We are doing a structural investigation into the replication of SARS-CoV-2 in order to find new targets for COVID-19 treatments.
SARS-CoV-2 uses an RNA-dependent RNA polymerase complex (RdRp) to both replicate and transcribe the viral genome. Because this complex is crucial for viral propagation, it is a prime candidate as a drug target against COVID-19. In addition to the core RdRp that includes the RNA polymerase NSP12 and the fidelity factors NSP7/8, the holo-complex includes several other viral proteins that play critical roles in synthesis fidelity and RNA processing: (i) the virus maintains its large genomes by encoding a proofreading complex of NSP10/14 that removes mis-incorporated nucleotides; (ii) the mRNA synthesized by the RdRp requires a mGpppA cap to be translated by the host ribosome, so NSP10/14 first caps the RNA with a GpppA cap and then NSP10/16 methylates it; (iii) NSP13 plays a role in separating the newly synthesized product strand from the template strand, while NSP9 stabilizes the two single-stranded RNAs.
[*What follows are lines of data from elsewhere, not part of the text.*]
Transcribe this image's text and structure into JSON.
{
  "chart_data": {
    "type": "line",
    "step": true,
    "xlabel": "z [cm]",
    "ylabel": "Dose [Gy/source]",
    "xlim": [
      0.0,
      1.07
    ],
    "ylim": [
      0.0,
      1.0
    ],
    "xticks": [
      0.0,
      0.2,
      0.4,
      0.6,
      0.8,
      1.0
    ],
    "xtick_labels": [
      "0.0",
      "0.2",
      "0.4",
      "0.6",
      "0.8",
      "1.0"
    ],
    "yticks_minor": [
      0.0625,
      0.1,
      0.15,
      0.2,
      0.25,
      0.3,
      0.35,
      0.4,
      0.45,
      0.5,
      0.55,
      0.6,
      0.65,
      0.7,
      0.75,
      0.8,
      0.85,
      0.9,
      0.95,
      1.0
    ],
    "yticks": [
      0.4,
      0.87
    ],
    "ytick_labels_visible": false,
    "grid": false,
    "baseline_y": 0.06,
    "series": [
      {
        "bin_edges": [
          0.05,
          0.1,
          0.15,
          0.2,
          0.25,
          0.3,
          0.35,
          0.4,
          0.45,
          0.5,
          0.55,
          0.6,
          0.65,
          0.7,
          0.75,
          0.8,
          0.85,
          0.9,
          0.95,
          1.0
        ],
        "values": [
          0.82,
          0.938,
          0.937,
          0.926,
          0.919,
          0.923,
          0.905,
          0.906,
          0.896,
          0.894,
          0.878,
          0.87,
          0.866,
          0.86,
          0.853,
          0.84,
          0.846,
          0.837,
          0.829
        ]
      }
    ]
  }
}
Our goal is to reconstitute and determine the structure of the SARS-CoV-2 RdRp holo-complex during the stages of initiation of RNA synthesis, capping, and proofreading using cryo-electron microscopy in order to better understand how SARS-CoV-2 replicates and transcribes its genome. This mechanistic level of understanding will open new doors for the development of drugs to fight COVID-19 that exploit new sites for drug binding and complex inactivation.